Ну я и решаю сказать ей нейтральную фразу: «Видишь, последнее время твои шоколадки не убывают, как прежде, — это я на диету сел».

Она, чувствуя отсутствие явного заговора между мной и Мироном против неё, смягчается и отвечает: «Да… у кого диета, а у кого и стресс, настроение не подходящее». Намекает на несложившуюся жизнь. Мол-де плющит её без мужика, колбасит всяко-разно. А я в свою очередь думаю: «Как же состояние духа влияет на аппетит?» Многие израильтяне, например, во время войны в Персидском заливе поправились, постоянно хлопая холодильником из-за стресса. И зачем вообще в чисто символической беседе ныть и намекать на тяжёлую долю, явно завидуя моей легкой. Ещё сглазит!

Я иду делиться мыслями с Мироном, по дороге обдумывая, в каких словах я ему это изложу. Ведь у работодательницы острейший слух плюс знание английского, стало быть интернациональные слова и русско-ивритский сленг надо сразу отбросить. Никаких «боссов», «шоколадов», «диет» и «стрессов», только славянские корни.

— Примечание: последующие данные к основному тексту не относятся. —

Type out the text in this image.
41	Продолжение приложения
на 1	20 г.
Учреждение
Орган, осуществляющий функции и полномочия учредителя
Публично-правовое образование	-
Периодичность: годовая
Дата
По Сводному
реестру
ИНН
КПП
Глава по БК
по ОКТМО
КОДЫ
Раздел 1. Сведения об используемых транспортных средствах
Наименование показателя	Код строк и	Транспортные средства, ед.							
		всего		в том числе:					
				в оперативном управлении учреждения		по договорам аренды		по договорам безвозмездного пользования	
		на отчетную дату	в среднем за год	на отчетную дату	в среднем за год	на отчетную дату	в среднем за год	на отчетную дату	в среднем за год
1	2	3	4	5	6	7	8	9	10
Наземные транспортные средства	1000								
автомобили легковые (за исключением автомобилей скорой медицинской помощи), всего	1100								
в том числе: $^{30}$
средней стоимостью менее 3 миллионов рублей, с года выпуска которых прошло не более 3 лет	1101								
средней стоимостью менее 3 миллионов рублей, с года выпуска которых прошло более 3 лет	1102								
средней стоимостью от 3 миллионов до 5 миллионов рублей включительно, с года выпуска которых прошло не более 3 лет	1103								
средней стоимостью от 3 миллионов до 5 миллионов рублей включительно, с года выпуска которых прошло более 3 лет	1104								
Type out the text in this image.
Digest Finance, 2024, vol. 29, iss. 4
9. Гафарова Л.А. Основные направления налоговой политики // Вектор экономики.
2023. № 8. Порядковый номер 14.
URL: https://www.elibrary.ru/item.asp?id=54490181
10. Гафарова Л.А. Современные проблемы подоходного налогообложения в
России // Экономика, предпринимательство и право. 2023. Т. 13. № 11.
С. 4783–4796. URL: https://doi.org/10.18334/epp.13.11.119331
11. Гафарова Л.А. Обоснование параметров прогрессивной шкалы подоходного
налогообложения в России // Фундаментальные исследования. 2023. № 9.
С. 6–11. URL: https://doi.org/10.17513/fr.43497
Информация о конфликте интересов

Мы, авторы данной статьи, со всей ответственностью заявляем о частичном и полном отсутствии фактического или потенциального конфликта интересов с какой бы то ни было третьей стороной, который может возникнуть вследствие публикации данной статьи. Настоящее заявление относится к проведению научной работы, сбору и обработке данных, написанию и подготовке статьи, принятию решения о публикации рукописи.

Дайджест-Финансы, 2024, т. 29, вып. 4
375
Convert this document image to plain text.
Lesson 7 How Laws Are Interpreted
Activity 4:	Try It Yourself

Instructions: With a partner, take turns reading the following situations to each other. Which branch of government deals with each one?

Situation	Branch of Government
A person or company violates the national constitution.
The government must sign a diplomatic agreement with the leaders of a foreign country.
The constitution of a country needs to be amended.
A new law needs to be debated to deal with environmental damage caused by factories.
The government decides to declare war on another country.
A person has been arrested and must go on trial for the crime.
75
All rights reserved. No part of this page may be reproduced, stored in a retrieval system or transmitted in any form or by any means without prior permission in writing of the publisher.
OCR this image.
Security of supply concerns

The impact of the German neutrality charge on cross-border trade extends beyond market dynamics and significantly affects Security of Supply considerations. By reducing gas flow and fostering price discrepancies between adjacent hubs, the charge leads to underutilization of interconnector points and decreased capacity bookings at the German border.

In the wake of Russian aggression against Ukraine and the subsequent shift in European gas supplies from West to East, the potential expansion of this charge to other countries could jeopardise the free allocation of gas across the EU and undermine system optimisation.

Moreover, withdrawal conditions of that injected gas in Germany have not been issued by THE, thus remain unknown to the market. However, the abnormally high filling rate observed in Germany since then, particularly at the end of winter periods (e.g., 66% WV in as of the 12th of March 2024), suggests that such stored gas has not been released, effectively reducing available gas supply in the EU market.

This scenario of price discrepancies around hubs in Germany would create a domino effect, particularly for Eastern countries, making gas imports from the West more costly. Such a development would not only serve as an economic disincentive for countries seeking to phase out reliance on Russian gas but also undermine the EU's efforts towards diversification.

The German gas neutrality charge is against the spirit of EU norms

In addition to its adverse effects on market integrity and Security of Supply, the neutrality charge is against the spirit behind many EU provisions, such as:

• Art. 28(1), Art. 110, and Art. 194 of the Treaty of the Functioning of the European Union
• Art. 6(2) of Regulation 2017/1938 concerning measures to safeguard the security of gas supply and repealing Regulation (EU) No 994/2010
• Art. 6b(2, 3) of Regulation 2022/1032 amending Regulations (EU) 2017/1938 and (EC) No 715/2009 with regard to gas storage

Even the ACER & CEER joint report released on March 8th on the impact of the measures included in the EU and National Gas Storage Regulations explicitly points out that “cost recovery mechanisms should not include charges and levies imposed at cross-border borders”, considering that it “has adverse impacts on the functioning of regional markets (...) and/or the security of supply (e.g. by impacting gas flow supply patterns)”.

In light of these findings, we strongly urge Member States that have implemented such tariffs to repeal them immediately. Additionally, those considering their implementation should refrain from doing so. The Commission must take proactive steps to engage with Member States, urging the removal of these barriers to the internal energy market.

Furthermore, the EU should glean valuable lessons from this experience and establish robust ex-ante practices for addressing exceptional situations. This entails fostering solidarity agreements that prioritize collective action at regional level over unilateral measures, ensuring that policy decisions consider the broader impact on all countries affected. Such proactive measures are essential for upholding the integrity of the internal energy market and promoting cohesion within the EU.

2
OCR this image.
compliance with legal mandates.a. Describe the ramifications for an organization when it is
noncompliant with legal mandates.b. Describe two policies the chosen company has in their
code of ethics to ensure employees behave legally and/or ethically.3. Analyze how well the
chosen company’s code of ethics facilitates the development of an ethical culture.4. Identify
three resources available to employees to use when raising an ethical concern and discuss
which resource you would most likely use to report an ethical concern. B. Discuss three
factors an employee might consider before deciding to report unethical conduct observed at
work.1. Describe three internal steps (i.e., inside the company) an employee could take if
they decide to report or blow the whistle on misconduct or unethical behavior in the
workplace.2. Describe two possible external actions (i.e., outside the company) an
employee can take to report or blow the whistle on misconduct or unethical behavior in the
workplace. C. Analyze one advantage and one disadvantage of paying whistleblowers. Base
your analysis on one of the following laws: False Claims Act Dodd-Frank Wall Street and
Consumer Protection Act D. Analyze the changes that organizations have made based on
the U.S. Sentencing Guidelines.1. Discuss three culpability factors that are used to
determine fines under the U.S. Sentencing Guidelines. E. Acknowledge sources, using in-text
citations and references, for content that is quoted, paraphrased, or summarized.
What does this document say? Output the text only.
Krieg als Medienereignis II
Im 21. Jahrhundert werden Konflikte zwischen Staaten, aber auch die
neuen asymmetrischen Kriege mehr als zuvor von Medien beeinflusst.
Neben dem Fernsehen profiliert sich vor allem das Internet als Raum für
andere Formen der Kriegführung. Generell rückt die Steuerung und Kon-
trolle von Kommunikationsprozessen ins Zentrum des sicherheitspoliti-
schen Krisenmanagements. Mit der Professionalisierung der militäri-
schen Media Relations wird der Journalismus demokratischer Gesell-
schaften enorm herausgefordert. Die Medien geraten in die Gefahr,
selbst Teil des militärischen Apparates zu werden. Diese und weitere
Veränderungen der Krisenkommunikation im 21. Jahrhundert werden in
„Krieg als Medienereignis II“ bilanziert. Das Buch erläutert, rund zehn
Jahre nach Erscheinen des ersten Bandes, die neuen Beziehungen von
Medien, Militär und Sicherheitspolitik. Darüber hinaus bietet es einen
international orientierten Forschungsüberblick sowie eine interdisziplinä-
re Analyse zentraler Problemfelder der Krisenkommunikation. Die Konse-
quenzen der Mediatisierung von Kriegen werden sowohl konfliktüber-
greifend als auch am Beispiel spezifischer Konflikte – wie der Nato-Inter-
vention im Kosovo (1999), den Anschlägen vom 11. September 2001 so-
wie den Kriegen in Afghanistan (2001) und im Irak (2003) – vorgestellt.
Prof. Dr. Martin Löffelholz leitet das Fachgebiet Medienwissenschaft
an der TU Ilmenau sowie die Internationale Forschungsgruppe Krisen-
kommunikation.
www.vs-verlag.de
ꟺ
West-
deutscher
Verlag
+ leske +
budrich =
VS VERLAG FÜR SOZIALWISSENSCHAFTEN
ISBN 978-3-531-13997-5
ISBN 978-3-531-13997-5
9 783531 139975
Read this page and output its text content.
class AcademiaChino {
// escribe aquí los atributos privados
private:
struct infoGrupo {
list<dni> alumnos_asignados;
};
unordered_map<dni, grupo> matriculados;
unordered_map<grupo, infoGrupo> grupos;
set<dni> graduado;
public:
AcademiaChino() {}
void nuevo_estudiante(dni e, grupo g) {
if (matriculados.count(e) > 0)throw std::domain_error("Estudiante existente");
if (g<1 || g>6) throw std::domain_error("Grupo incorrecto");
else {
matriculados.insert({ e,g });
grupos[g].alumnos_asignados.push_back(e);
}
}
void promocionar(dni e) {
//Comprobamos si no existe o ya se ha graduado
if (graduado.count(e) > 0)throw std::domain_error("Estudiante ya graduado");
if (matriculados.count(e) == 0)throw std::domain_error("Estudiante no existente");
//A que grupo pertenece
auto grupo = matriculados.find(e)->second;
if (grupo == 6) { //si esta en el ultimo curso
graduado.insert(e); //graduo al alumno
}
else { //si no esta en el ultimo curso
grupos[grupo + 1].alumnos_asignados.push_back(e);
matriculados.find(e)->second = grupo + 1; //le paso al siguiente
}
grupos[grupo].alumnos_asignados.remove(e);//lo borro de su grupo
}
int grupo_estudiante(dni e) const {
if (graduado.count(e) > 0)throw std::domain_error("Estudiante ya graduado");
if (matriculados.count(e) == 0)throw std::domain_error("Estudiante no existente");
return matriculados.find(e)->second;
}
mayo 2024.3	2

Слово «босс» мы уже давно заменили на «работодательница», как вы уже заметили, «шоколад» был назван «сладостями». Вы попробуйте для эксперимента вот так подбирать слова, сохраняя при этом темп речи, увидите, как это сложно.

Обрисовав Мирону возникшую на кухне ситуацию теми же словами, что рассказываю вам, я дошёл до ключевой фразы работодательницы о стрессах и диетах. Первым делом вместо «диеты» подвернулся «пост», однако тут же отпал, так как созвучен английскому «fast» и мог быть понят работодательницей, равно как и «стресс». В итоге вместо «Да… у кого диета, а у кого и стресс, настроение не подходящее» получилось следующее: «Да… кои из нас говеют, а кои не говевши маются да мытарствуют…»

7.5.2002

Борис Рубашкин

Было это довольно давно с точки зрения новейшей истории, и произошло с тех пор много событий — рухнула Берлинская Стена. Вслед за ней развалилась Советская Империя. Миграции граждан стали свободными, и евреи уехали в Израиль. А в самом начале перестройки все заграничное заставляло млеть. В Россию шлынули звездинские, шуфутинские и токаревы со своими «галицыными» и «брайтонами».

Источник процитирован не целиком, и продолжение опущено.